Dans la capitale, les autorités s'attendent à plus de 10.000 manifestants. Quatre manifestations sont ainsi prévues à Paris ; les plus importantes auront lieu à partir de midi au départ du métro Villiers (XVIIe) en direction de la place de la Bastille (XIe), et à 14h30 à proximité de la gare Montparnasse (VIe) pour un défilé en direction du ministère de la Santé (VIIe). Plus de .000 policiers et gendarmes seront mobilisés pour encadrer les manifestants et sécuriser les lieux sensibles, une semaine après que des manifestants ont été repoussés des Champs-Élysées.

 

Dans les cortèges encore une fois, plusieurs profils : des antivax, des antipass, des Gilets jaunes, des Ultras de tout bord. "Si des violences contenues ont émaillé les cortèges jusqu’à présent, les villes de Montpellier, Marseille et Nantes où l’ultra-gauche est présente sont surveillées de près", selon une source. De nombreux effectifs des forces de l'ordre seront déployés sur tout le territoire pour l'occasion. 

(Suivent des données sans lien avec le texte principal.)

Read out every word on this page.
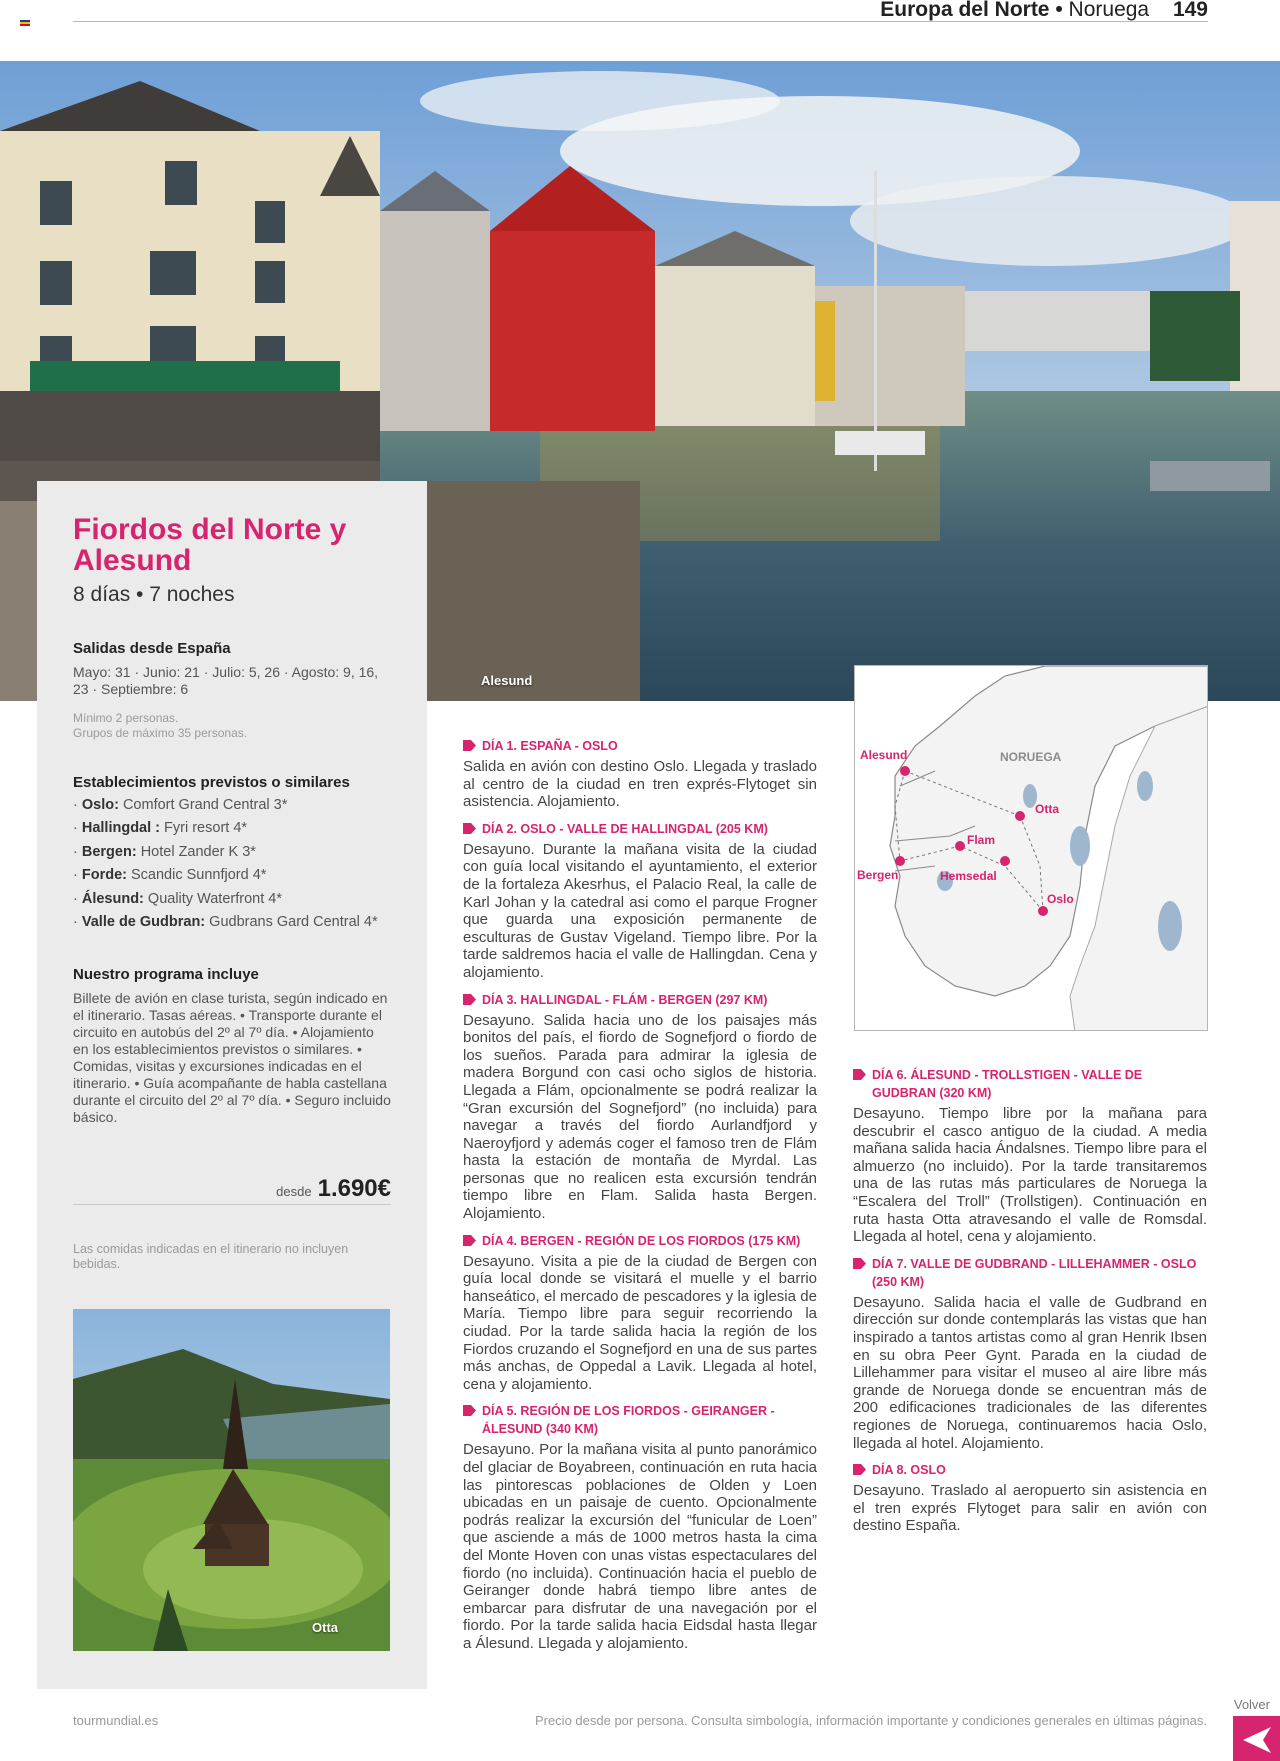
Europa del Norte • Noruega 149
Alesund
Fiordos del Norte y Alesund
8 días • 7 noches
Salidas desde España
Mayo: 31 · Junio: 21 · Julio: 5, 26 · Agosto: 9, 16, 23 · Septiembre: 6
Mínimo 2 personas.
Grupos de máximo 35 personas.
Establecimientos previstos o similares
· Oslo: Comfort Grand Central 3*
· Hallingdal : Fyri resort 4*
· Bergen: Hotel Zander K 3*
· Forde: Scandic Sunnfjord 4*
· Álesund: Quality Waterfront 4*
· Valle de Gudbran: Gudbrans Gard Central 4*
Nuestro programa incluye
Billete de avión en clase turista, según indicado en el itinerario. Tasas aéreas. • Transporte durante el circuito en autobús del 2º al 7º día. • Alojamiento en los establecimientos previstos o similares. • Comidas, visitas y excursiones indicadas en el itinerario. • Guía acompañante de habla castellana durante el circuito del 2º al 7º día. • Seguro incluido básico.
desde 1.690€
Las comidas indicadas en el itinerario no incluyen bebidas.
Otta
DÍA 1. ESPAÑA - OSLO
Salida en avión con destino Oslo. Llegada y traslado al centro de la ciudad en tren exprés-Flytoget sin asistencia. Alojamiento.
DÍA 2. OSLO - VALLE DE HALLINGDAL (205 KM)
Desayuno. Durante la mañana visita de la ciudad con guía local visitando el ayuntamiento, el exterior de la fortaleza Akesrhus, el Palacio Real, la calle de Karl Johan y la catedral asi como el parque Frogner que guarda una exposición permanente de esculturas de Gustav Vigeland. Tiempo libre. Por la tarde saldremos hacia el valle de Hallingdan. Cena y alojamiento.
DÍA 3. HALLINGDAL - FLÁM - BERGEN (297 KM)
Desayuno. Salida hacia uno de los paisajes más bonitos del país, el fiordo de Sognefjord o fiordo de los sueños. Parada para admirar la iglesia de madera Borgund con casi ocho siglos de historia. Llegada a Flám, opcionalmente se podrá realizar la “Gran excursión del Sognefjord” (no incluida) para navegar a través del fiordo Aurlandfjord y Naeroyfjord y además coger el famoso tren de Flám hasta la estación de montaña de Myrdal. Las personas que no realicen esta excursión tendrán tiempo libre en Flam. Salida hasta Bergen. Alojamiento.
DÍA 4. BERGEN - REGIÓN DE LOS FIORDOS (175 KM)
Desayuno. Visita a pie de la ciudad de Bergen con guía local donde se visitará el muelle y el barrio hanseático, el mercado de pescadores y la iglesia de María. Tiempo libre para seguir recorriendo la ciudad. Por la tarde salida hacia la región de los Fiordos cruzando el Sognefjord en una de sus partes más anchas, de Oppedal a Lavik. Llegada al hotel, cena y alojamiento.
DÍA 5. REGIÓN DE LOS FIORDOS - GEIRANGER - ÁLESUND (340 KM)
Desayuno. Por la mañana visita al punto panorámico del glaciar de Boyabreen, continuación en ruta hacia las pintorescas poblaciones de Olden y Loen ubicadas en un paisaje de cuento. Opcionalmente podrás realizar la excursión del “funicular de Loen” que asciende a más de 1000 metros hasta la cima del Monte Hoven con unas vistas espectaculares del fiordo (no incluida). Continuación hacia el pueblo de Geiranger donde habrá tiempo libre antes de embarcar para disfrutar de una navegación por el fiordo. Por la tarde salida hacia Eidsdal hasta llegar a Álesund. Llegada y alojamiento.
NORUEGA
Alesund
Otta
Flam
Bergen	Hemsedal
Oslo
DÍA 6. ÁLESUND - TROLLSTIGEN - VALLE DE GUDBRAN (320 KM)
Desayuno. Tiempo libre por la mañana para descubrir el casco antiguo de la ciudad. A media mañana salida hacia Ándalsnes. Tiempo libre para el almuerzo (no incluido). Por la tarde transitaremos una de las rutas más particulares de Noruega la “Escalera del Troll” (Trollstigen). Continuación en ruta hasta Otta atravesando el valle de Romsdal. Llegada al hotel, cena y alojamiento.
DÍA 7. VALLE DE GUDBRAND - LILLEHAMMER - OSLO (250 KM)
Desayuno. Salida hacia el valle de Gudbrand en dirección sur donde contemplarás las vistas que han inspirado a tantos artistas como al gran Henrik Ibsen en su obra Peer Gynt. Parada en la ciudad de Lillehammer para visitar el museo al aire libre más grande de Noruega donde se encuentran más de 200 edificaciones tradicionales de las diferentes regiones de Noruega, continuaremos hacia Oslo, llegada al hotel. Alojamiento.
DÍA 8. OSLO
Desayuno. Traslado al aeropuerto sin asistencia en el tren exprés Flytoget para salir en avión con destino España.
tourmundial.es	Precio desde por persona. Consulta simbología, información importante y condiciones generales en últimas páginas.
Volver
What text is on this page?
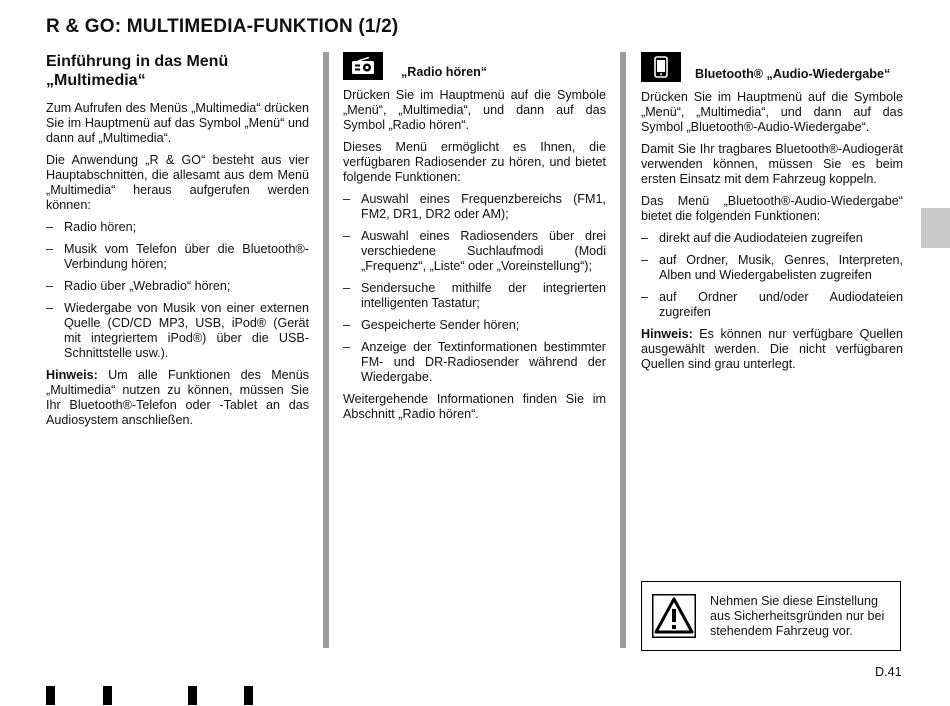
R & GO: MULTIMEDIA-FUNKTION (1/2)
Einführung in das Menü
„Multimedia“

Zum Aufrufen des Menüs „Multimedia“ drücken Sie im Hauptmenü auf das Symbol „Menü“ und dann auf „Multimedia“.

Die Anwendung „R & GO“ besteht aus vier Hauptabschnitten, die allesamt aus dem Menü „Multimedia“ heraus aufgerufen werden können:

– Radio hören;
– Musik vom Telefon über die Bluetooth®-Verbindung hören;
– Radio über „Webradio“ hören;
– Wiedergabe von Musik von einer externen Quelle (CD/CD MP3, USB, iPod® (Gerät mit integriertem iPod®) über die USB-Schnittstelle usw.).

Hinweis: Um alle Funktionen des Menüs „Multimedia“ nutzen zu können, müssen Sie Ihr Bluetooth®-Telefon oder -Tablet an das Audiosystem anschließen.

„Radio hören“

Drücken Sie im Hauptmenü auf die Symbole „Menü“, „Multimedia“, und dann auf das Symbol „Radio hören“.

Dieses Menü ermöglicht es Ihnen, die verfügbaren Radiosender zu hören, und bietet folgende Funktionen:

– Auswahl eines Frequenzbereichs (FM1, FM2, DR1, DR2 oder AM);
– Auswahl eines Radiosenders über drei verschiedene Suchlaufmodi (Modi „Frequenz“, „Liste“ oder „Voreinstellung“);
– Sendersuche mithilfe der integrierten intelligenten Tastatur;
– Gespeicherte Sender hören;
– Anzeige der Textinformationen bestimmter FM- und DR-Radiosender während der Wiedergabe.

Weitergehende Informationen finden Sie im Abschnitt „Radio hören“.

Bluetooth® „Audio-Wiedergabe“

Drücken Sie im Hauptmenü auf die Symbole „Menü“, „Multimedia“, und dann auf das Symbol „Bluetooth®-Audio-Wiedergabe“.

Damit Sie Ihr tragbares Bluetooth®-Audiogerät verwenden können, müssen Sie es beim ersten Einsatz mit dem Fahrzeug koppeln.

Das Menü „Bluetooth®-Audio-Wiedergabe“ bietet die folgenden Funktionen:

– direkt auf die Audiodateien zugreifen
– auf Ordner, Musik, Genres, Interpreten, Alben und Wiedergabelisten zugreifen
– auf Ordner und/oder Audiodateien zugreifen

Hinweis: Es können nur verfügbare Quellen ausgewählt werden. Die nicht verfügbaren Quellen sind grau unterlegt.

Nehmen Sie diese Einstellung aus Sicherheitsgründen nur bei stehendem Fahrzeug vor.
D.41
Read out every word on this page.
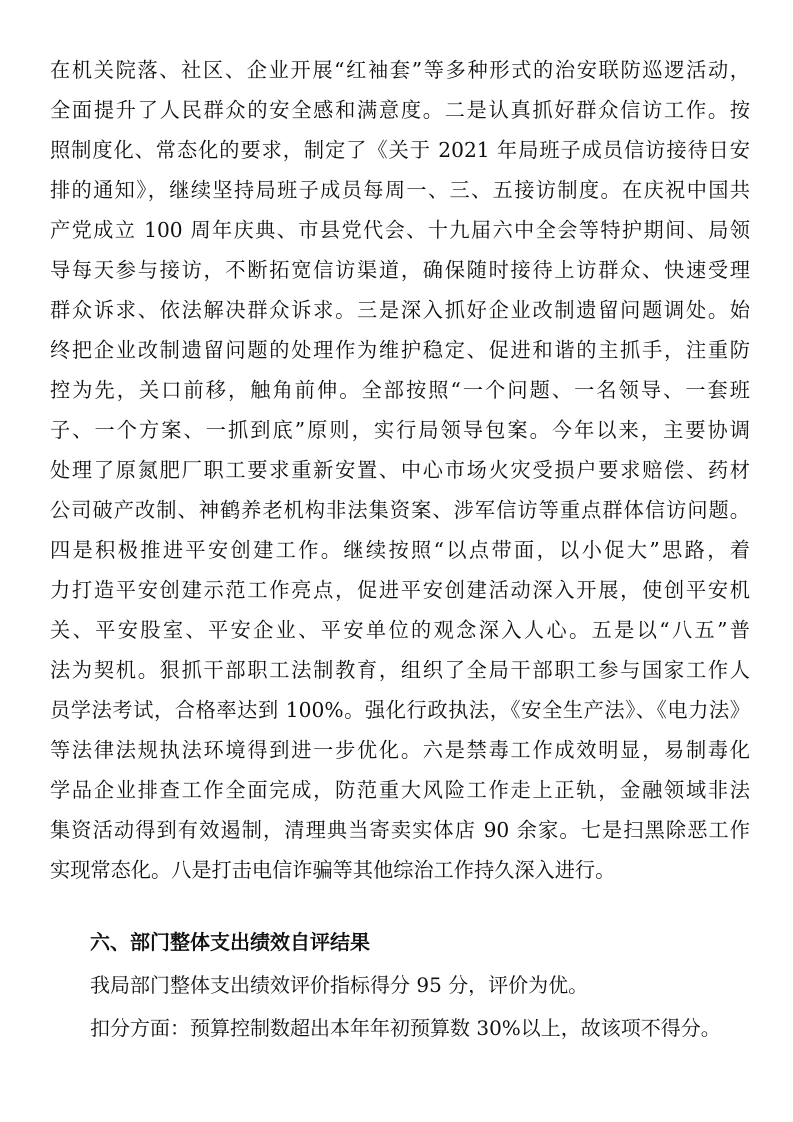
在机关院落、社区、企业开展“红袖套”等多种形式的治安联防巡逻活动，
全面提升了人民群众的安全感和满意度。二是认真抓好群众信访工作。按
照制度化、常态化的要求，制定了《关于 2021 年局班子成员信访接待日安
排的通知》，继续坚持局班子成员每周一、三、五接访制度。在庆祝中国共
产党成立 100 周年庆典、市县党代会、十九届六中全会等特护期间、局领
导每天参与接访，不断拓宽信访渠道，确保随时接待上访群众、快速受理
群众诉求、依法解决群众诉求。三是深入抓好企业改制遗留问题调处。始
终把企业改制遗留问题的处理作为维护稳定、促进和谐的主抓手，注重防
控为先，关口前移，触角前伸。全部按照“一个问题、一名领导、一套班
子、一个方案、一抓到底”原则，实行局领导包案。今年以来，主要协调
处理了原氮肥厂职工要求重新安置、中心市场火灾受损户要求赔偿、药材
公司破产改制、神鹤养老机构非法集资案、涉军信访等重点群体信访问题。
四是积极推进平安创建工作。继续按照“以点带面，以小促大”思路，着
力打造平安创建示范工作亮点，促进平安创建活动深入开展，使创平安机
关、平安股室、平安企业、平安单位的观念深入人心。五是以“八五”普
法为契机。狠抓干部职工法制教育，组织了全局干部职工参与国家工作人
员学法考试，合格率达到 100%。强化行政执法，《安全生产法》、《电力法》
等法律法规执法环境得到进一步优化。六是禁毒工作成效明显，易制毒化
学品企业排查工作全面完成，防范重大风险工作走上正轨，金融领域非法
集资活动得到有效遏制，清理典当寄卖实体店 90 余家。七是扫黑除恶工作
实现常态化。八是打击电信诈骗等其他综治工作持久深入进行。
六、部门整体支出绩效自评结果
我局部门整体支出绩效评价指标得分 95 分，评价为优。
扣分方面：预算控制数超出本年年初预算数 30%以上，故该项不得分。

Encore plus de manifestants ce samedi ?

Samedi dernier, près de 160.000 personnes ont défilé contre la mise en place des mesures sanitaires. Une mobilisation en nette hausse par rapport au précédent samedi, 17 juillet, où 114.000 manifestants avaient été comptabilisés. Dans les cortèges déjà, des slogans unanimes contre les mesures gouvernementales dont certains ciblaient tout particulièrement le chef de l'État : "Macron, ton pass on n'en veut pas" ou "La liberté ne s'injecte pas", pouvait-on ainsi lire à Marseille dans les rangs d'un rassemblement de plusieurs milliers de personnes entre le Vieux Port et la Préfecture.

 

À Paris, trois cortèges distincts avaient rassemblé 11.000 manifestants, selon le ministère de l'Intérieur. "Touchez pas à nos soignants ni à nos enfants", "Non à la vaccination obligatoire", pouvait-on notamment entendre au sein du premier défilé entre Bastille et Champerret, dans les rangs duquel ont pris place de nombreux Gilets jaunes. Quelques tensions avaient émaillé la fin de ce cortège.